The absence of cytotoxicity to normal fibroblast cells underscores the safety profile of NSEO, making it a promising natural alternative in oral care. Our study, in line with Juniperus excelsa M. Bieb essential oil, demonstrated superior cytocompatibility with HGF compared to CHX 0.05%95. However, literature on NSEO's cytocompatibility with gingival fibroblasts remains limited.
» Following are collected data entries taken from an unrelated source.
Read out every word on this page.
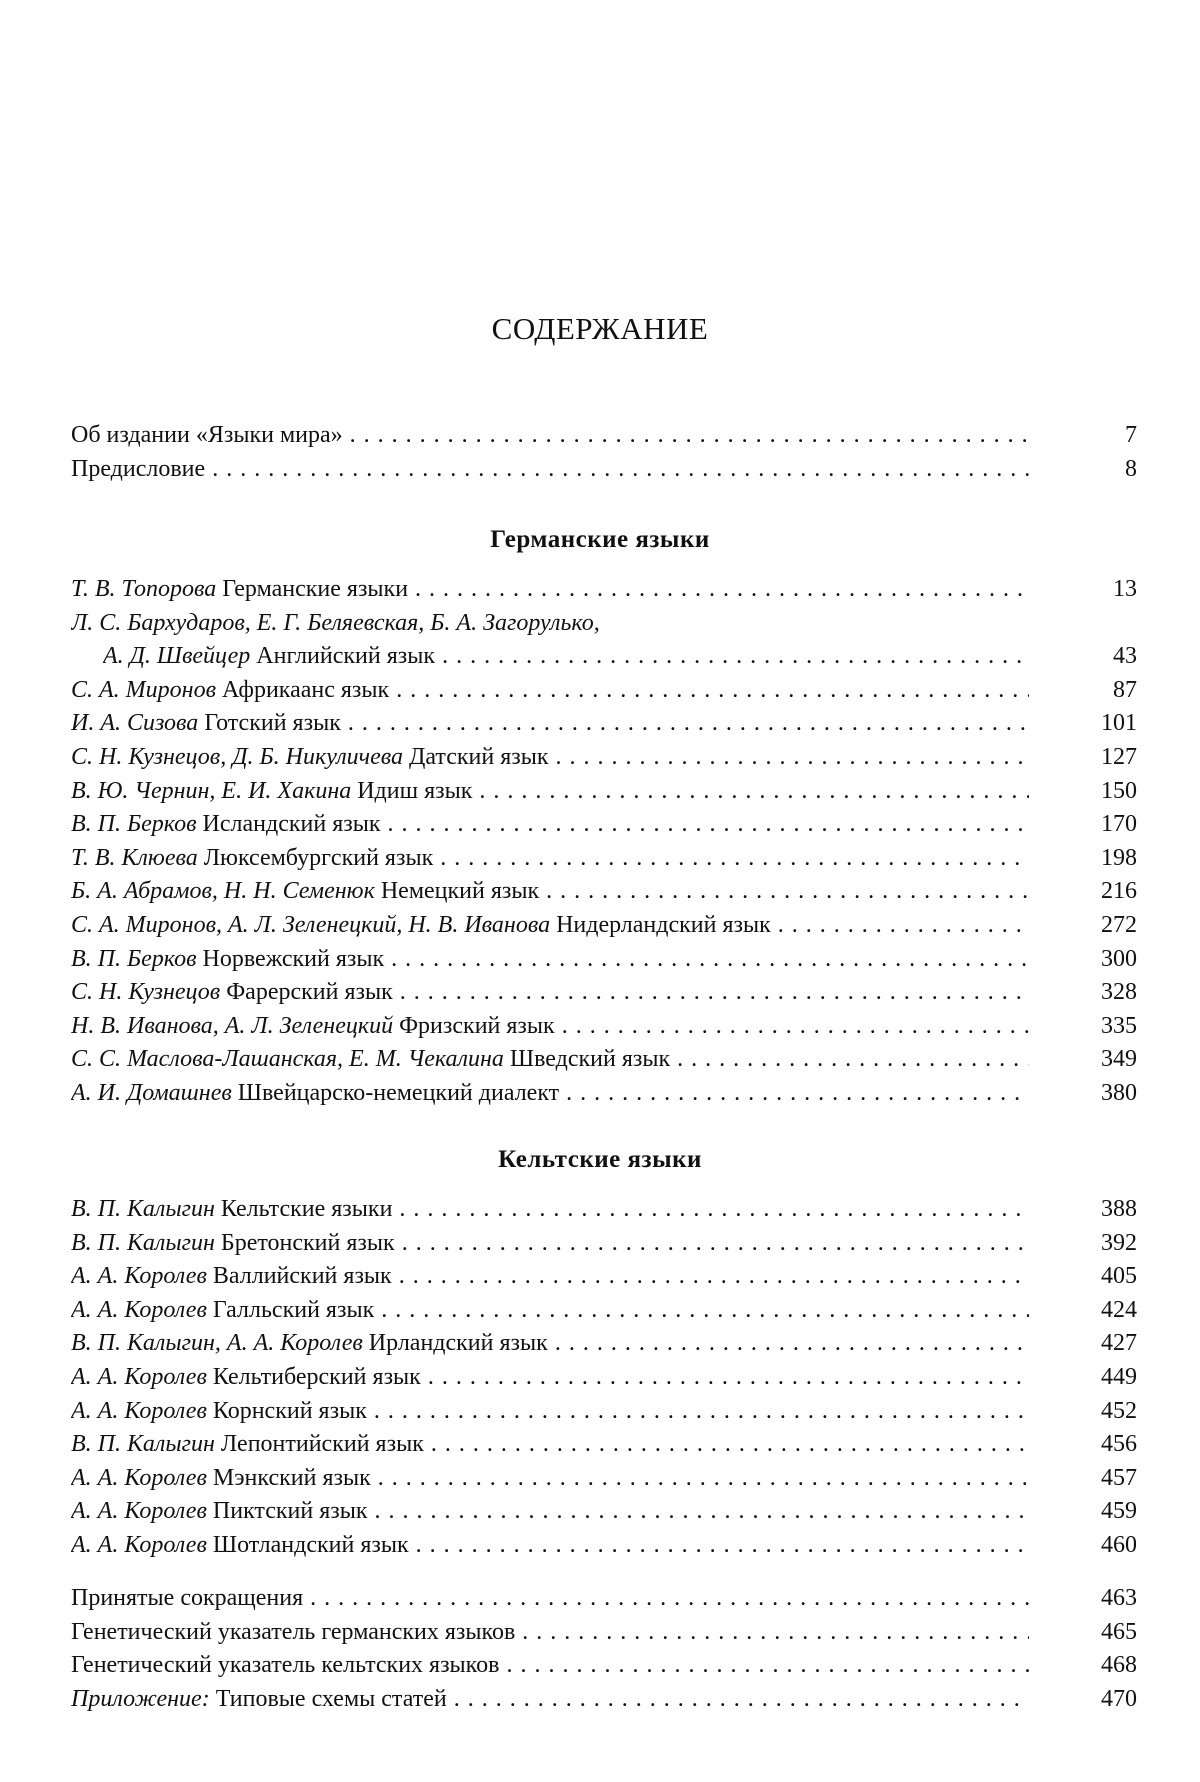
СОДЕРЖАНИЕ
Об издании «Языки мира» . . .	7
Предисловие . . .	8
Германские языки
Т. В. Топорова Германские языки . . .	13
Л. С. Бархударов, Е. Г. Беляевская, Б. А. Загорулько,
А. Д. Швейцер Английский язык . . .	43
С. А. Миронов Африкаанс язык . . .	87
И. А. Сизова Готский язык . . .	101
С. Н. Кузнецов, Д. Б. Никуличева Датский язык . . .	127
В. Ю. Чернин, Е. И. Хакина Идиш язык . . .	150
В. П. Берков Исландский язык . . .	170
Т. В. Клюева Люксембургский язык . . .	198
Б. А. Абрамов, Н. Н. Семенюк Немецкий язык . . .	216
С. А. Миронов, А. Л. Зеленецкий, Н. В. Иванова Нидерландский язык . . .	272
В. П. Берков Норвежский язык . . .	300
С. Н. Кузнецов Фарерский язык . . .	328
Н. В. Иванова, А. Л. Зеленецкий Фризский язык . . .	335
С. С. Маслова-Лашанская, Е. М. Чекалина Шведский язык . . .	349
А. И. Домашнев Швейцарско-немецкий диалект . . .	380
Кельтские языки
В. П. Калыгин Кельтские языки . . .	388
В. П. Калыгин Бретонский язык . . .	392
А. А. Королев Валлийский язык . . .	405
А. А. Королев Галльский язык . . .	424
В. П. Калыгин, А. А. Королев Ирландский язык . . .	427
А. А. Королев Кельтиберский язык . . .	449
А. А. Королев Корнский язык . . .	452
В. П. Калыгин Лепонтийский язык . . .	456
А. А. Королев Мэнкский язык . . .	457
А. А. Королев Пиктский язык . . .	459
А. А. Королев Шотландский язык . . .	460
Принятые сокращения . . .	463
Генетический указатель германских языков . . .	465
Генетический указатель кельтских языков . . .	468
Приложение: Типовые схемы статей . . .	470
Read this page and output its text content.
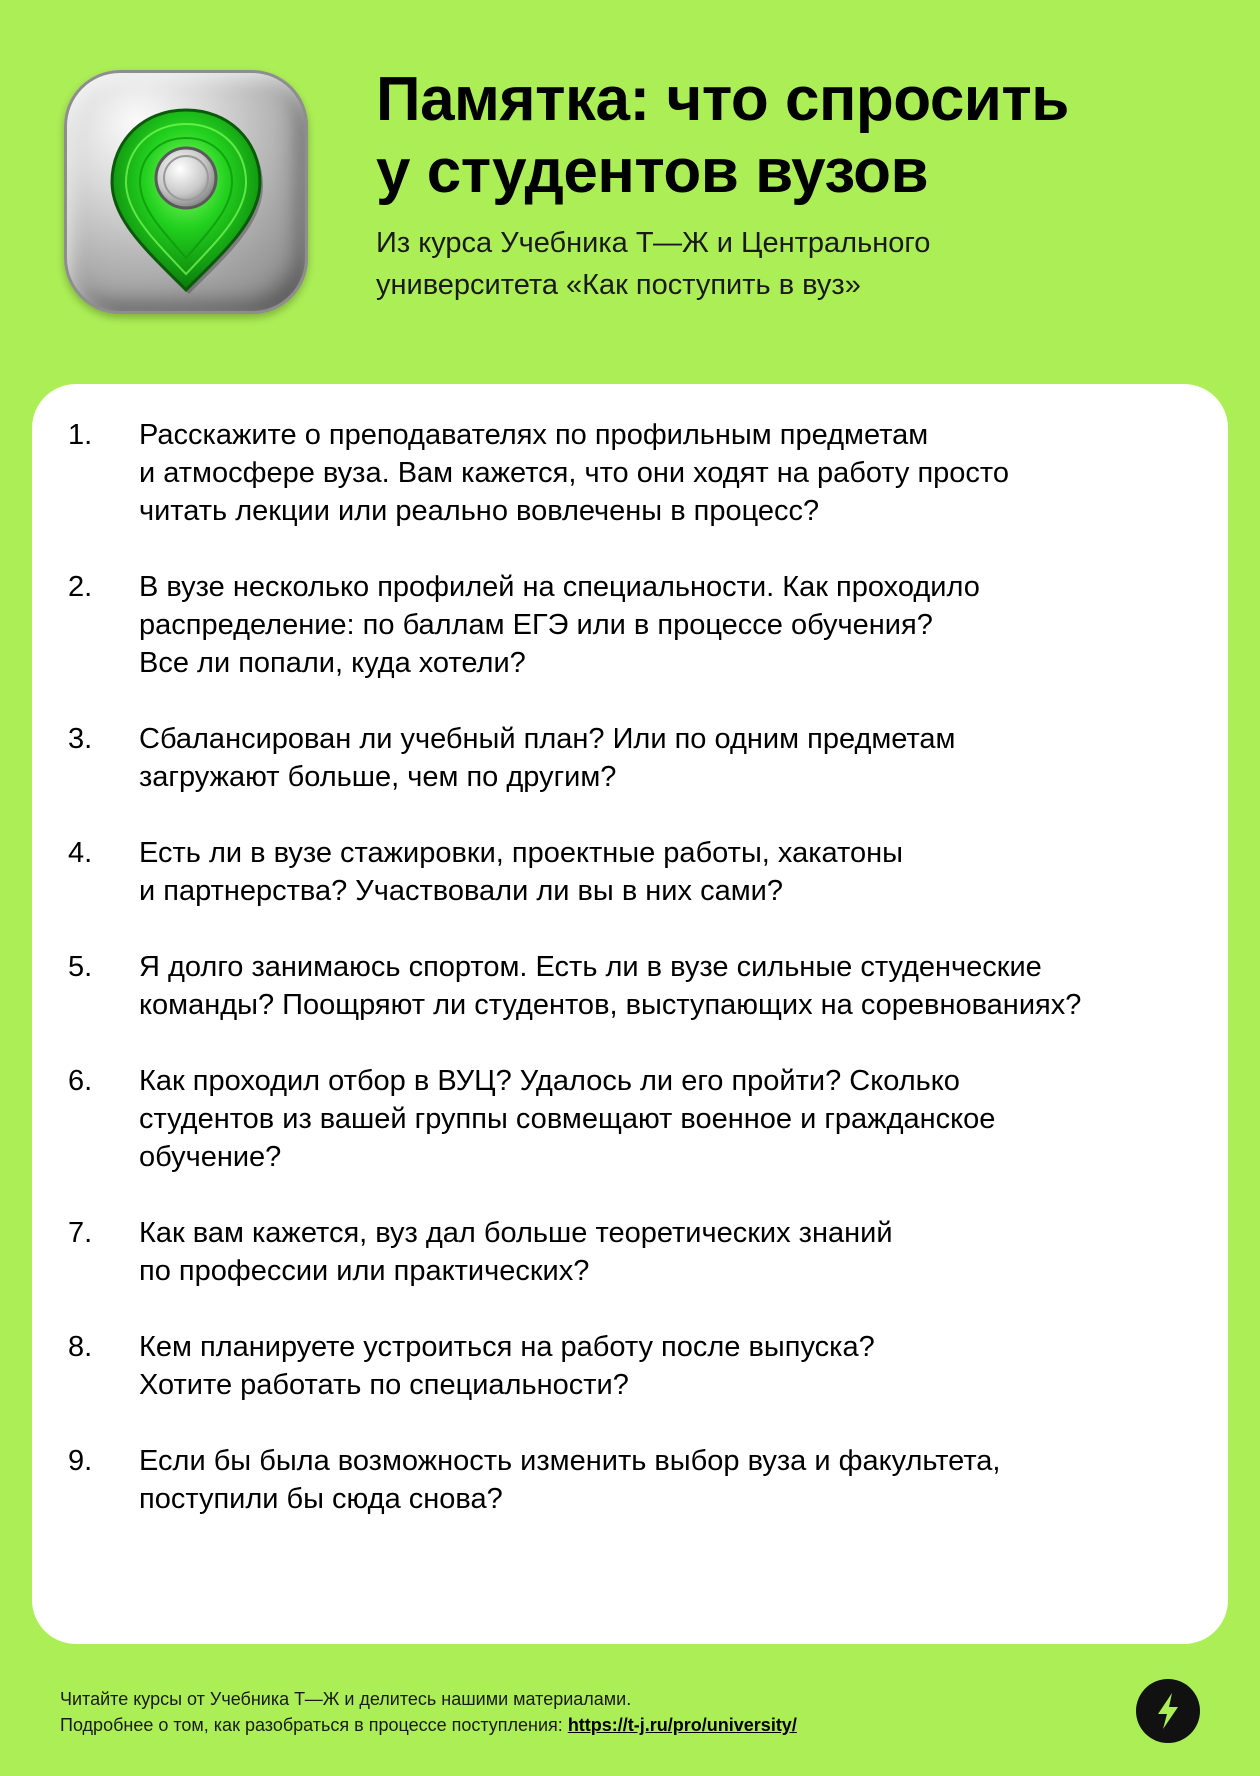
Памятка: что спросить
у студентов вузов
Из курса Учебника Т—Ж и Центрального
университета «Как поступить в вуз»
1.	Расскажите о преподавателях по профильным предметам
и атмосфере вуза. Вам кажется, что они ходят на работу просто
читать лекции или реально вовлечены в процесс?
2.	В вузе несколько профилей на специальности. Как проходило
распределение: по баллам ЕГЭ или в процессе обучения?
Все ли попали, куда хотели?
3.	Сбалансирован ли учебный план? Или по одним предметам
загружают больше, чем по другим?
4.	Есть ли в вузе стажировки, проектные работы, хакатоны
и партнерства? Участвовали ли вы в них сами?
5.	Я долго занимаюсь спортом. Есть ли в вузе сильные студенческие
команды? Поощряют ли студентов, выступающих на соревнованиях?
6.	Как проходил отбор в ВУЦ? Удалось ли его пройти? Сколько
студентов из вашей группы совмещают военное и гражданское
обучение?
7.	Как вам кажется, вуз дал больше теоретических знаний
по профессии или практических?
8.	Кем планируете устроиться на работу после выпуска?
Хотите работать по специальности?
9.	Если бы была возможность изменить выбор вуза и факультета,
поступили бы сюда снова?
Читайте курсы от Учебника Т—Ж и делитесь нашими материалами.
Подробнее о том, как разобраться в процессе поступления: https://t-j.ru/pro/university/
While this study sheds light on NSEO's therapeutic potential in oral health, further research is needed to understand its mechanisms, optimize dosages, and assess long-term safety and efficacy. Future studies should explore tailored formulations and delivery systems. In summary, our comprehensive evaluation underscores NSEO's significant potential as a natural agent for promoting oral health and combating oral inflammatory disorders. Targeting multiple disease aspects, NSEO offers a promising avenue for novel oral care interventions with enhanced efficacy and safety.

Conclusions

An increasingly concerning issue in medical research is the rising bacterial and fungal resistance to many synthetic antimicrobial medicines. Ethnopharmacological studies have demonstrated that plants harbor biologically active antibacterial substances, with N. sativa being a well-recognized evidence-based herbal remedy due to its remarkable therapeutic properties. In this study, the hydrodistillation technique facilitated the isolation of NSEO, with phytochemical analysis confirming the presence of steroids, triterpenoids, alkaloids, flavonoids, phenols, proteins, and tannins. NSEO exhibited notable anti-inflammatory, antibacterial, and antifungal effects, particularly against periodontal bacteria, an area with limited information in previous studies. Additionally, our findings revealed a cytoprotective effect of the essential oil on human gingival fibroblast cell lines. These encouraging outcomes, in reducing inflammation and halting the spread of oral infections, open the door for the development of novel treatments for periodontitis and other inflammatory oral diseases. However, further in vivo studies are necessary to substantiate the current results.